Toccare il Signore, avere vita
[Gesù] Prese la mano della bambina e le disse: «Talità kum», che significa: «Fanciulla, io ti dico: alzati!». E subito la fanciulla si alzò e camminava; aveva infatti dodici anni. Essi furono presi da grande stupore.
Marco 5,41-42
La liturgia di questa domenica, al centro dell’anno solare, ci offre una riflessione potente sul dono della vita, promessa di eternità: «Dio non ha creato la morte, non gode per la rovina dei viventi. Le creature del mondo sono portatrici di salvezza, in esse non c’è veleno di morte; la giustizia è immortale. Dio ha creato l’uomo per l’incorruttibilità, a immagine della propria natura, ma per l’invidia del diavolo la morte è entrata nel mondo» (I lettura, Sapienza 1-2). Quanto dovremmo ricordarci di queste parole! Quando sembra che non ci sia via di uscita, quando combattiamo contro la malattia, quando la morte bussa alla nostra casa, quando siamo tentati di accusare Dio delle cose che non vanno, quando un torto subito ci induce a diffidare delle persone, anche di quelle più vicine e legate a noi da uno speciale vincolo di amore, dobbiamo tornare alla verità centrale della fede: Dio ci ha creati per la vita che non finisce! Egli è amore, non gioisce del male di nessuno e ogni creatura, sulla terra, è un dono di salvezza! C’è una grande benedizione su ogni vivente e specialmente su ogni uomo, fatto a immagine di Dio, amato fin dal principio, nonostante i suoi peccati, pensato per l’eternità, redento dal sangue del Cristo!

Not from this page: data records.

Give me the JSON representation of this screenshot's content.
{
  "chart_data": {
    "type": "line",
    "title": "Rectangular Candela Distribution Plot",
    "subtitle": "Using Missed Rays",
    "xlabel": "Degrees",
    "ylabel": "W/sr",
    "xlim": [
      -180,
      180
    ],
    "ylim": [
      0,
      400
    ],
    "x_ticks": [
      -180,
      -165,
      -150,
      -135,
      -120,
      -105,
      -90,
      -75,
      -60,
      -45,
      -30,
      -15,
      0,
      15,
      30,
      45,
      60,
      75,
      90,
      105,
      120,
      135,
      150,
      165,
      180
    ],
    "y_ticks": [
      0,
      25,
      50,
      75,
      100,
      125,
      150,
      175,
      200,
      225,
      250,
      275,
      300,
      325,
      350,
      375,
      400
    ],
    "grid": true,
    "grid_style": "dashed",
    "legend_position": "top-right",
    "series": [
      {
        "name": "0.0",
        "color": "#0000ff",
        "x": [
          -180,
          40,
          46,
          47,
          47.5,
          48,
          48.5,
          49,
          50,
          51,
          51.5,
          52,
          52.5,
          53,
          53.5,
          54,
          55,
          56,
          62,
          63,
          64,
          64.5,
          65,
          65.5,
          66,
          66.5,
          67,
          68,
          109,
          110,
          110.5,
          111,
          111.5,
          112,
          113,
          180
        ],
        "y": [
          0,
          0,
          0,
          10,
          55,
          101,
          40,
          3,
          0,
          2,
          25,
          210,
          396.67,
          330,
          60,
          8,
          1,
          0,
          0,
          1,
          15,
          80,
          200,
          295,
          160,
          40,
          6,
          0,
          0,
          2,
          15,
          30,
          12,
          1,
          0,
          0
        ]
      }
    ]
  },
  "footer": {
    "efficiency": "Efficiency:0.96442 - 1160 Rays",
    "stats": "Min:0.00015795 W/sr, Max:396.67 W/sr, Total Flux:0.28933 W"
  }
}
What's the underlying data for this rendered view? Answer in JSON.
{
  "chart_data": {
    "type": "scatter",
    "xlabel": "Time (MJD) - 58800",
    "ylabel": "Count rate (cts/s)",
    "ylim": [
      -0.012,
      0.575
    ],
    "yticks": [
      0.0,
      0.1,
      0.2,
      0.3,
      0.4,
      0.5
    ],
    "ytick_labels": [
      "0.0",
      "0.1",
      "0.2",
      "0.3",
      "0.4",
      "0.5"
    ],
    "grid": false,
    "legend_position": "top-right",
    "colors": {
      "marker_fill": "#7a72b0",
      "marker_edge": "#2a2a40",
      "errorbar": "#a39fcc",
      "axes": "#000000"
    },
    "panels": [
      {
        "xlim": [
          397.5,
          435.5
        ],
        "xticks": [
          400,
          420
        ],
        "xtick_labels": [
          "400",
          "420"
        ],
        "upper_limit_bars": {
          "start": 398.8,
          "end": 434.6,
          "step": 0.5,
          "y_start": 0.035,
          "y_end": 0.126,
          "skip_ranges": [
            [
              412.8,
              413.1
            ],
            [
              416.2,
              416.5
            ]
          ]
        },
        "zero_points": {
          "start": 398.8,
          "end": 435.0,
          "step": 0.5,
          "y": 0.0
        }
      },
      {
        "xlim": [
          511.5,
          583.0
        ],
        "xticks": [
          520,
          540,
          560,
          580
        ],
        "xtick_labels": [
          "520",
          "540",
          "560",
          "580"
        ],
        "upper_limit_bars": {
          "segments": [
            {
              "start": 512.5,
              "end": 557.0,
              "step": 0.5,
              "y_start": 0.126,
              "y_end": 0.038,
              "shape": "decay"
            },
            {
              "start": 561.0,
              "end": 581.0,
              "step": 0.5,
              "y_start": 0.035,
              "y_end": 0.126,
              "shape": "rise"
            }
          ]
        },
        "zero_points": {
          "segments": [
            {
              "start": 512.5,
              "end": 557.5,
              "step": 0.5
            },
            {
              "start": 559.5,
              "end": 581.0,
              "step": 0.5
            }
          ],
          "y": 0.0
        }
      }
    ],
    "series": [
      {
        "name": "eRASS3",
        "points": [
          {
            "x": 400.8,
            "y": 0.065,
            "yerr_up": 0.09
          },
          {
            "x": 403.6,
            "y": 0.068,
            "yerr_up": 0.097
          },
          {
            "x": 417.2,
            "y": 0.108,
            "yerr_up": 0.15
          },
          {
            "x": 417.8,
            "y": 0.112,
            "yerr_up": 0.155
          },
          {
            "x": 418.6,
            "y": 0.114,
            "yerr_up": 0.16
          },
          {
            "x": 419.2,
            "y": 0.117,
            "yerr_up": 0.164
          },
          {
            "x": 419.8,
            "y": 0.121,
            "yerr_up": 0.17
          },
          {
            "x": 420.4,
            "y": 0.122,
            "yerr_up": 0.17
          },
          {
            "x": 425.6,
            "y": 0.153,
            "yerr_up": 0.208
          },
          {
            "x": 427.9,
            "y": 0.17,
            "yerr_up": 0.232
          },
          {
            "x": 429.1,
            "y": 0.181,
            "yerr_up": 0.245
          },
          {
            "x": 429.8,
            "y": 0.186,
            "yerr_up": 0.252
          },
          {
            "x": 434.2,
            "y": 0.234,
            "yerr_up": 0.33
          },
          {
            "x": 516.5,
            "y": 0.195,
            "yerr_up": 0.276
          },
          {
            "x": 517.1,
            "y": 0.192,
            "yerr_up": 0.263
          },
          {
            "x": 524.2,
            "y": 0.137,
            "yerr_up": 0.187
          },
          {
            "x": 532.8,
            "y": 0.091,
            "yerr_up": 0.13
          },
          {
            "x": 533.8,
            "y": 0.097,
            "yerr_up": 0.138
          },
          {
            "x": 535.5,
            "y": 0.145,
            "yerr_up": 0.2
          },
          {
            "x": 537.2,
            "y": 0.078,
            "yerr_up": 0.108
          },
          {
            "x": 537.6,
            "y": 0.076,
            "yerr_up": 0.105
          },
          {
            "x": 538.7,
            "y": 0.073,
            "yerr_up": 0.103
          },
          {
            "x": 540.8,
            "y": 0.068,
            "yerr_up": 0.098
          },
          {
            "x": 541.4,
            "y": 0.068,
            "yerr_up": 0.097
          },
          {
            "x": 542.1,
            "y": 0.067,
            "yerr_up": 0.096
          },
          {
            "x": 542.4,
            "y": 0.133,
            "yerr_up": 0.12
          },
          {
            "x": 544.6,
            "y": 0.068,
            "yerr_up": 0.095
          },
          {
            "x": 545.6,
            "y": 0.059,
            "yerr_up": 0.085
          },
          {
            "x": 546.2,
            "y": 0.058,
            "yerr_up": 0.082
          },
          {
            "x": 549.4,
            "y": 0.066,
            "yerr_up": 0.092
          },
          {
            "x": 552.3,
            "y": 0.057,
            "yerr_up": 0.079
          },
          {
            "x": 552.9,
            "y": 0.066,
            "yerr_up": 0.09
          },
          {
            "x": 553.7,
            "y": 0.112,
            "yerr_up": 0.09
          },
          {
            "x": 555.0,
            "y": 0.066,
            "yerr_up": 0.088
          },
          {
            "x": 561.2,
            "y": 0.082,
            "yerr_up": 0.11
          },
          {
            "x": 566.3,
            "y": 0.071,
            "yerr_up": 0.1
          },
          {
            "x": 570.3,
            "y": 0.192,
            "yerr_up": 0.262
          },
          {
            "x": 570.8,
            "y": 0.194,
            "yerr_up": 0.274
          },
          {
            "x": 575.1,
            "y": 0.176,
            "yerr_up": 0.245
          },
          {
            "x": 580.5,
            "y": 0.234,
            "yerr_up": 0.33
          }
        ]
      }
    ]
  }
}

Se siamo tentati di giudicare, di desiderare il male, di ritenere che qualcuno sia fuori dalla salvezza, ricordiamoci del dono grande che abbiamo ricevuto, lo stesso per ogni uomo: la vita! Siamo chiamati ad avere lo sguardo di Dio, che vede e dice bene, e a desiderare per tutti i fratelli, anche quelli che ci sembrano in errore, che ci appaiono malvagi e sommamente lontani dalla fede, la stessa gioia e la stessa salvezza che desideriamo per noi, perché «l’abbondanza degli uni supplisca all’indigenza degli altri» (II lettura, 2Corinzi 8). «Mentre eravamo ancora peccatori, Cristo morì per gli empi» (Romani 5,6), salvandoci dal potere di un nemico malvagio e invidioso! Egli «fa risalire la nostra vita dagli inferi, ci fa vivere, muta il lamento in danza» (Salmo 29, Responso- rio): la certezza di fede del salmista, che prorompe nella lode, trova concreta espressione nel racconto evangelico (Marco 5), che ci presenta la guarigione di una donna adulta e la risurrezione di una giovinetta. Sempre, ad ogni età, abbiamo bisogno della vita nuova di Cristo!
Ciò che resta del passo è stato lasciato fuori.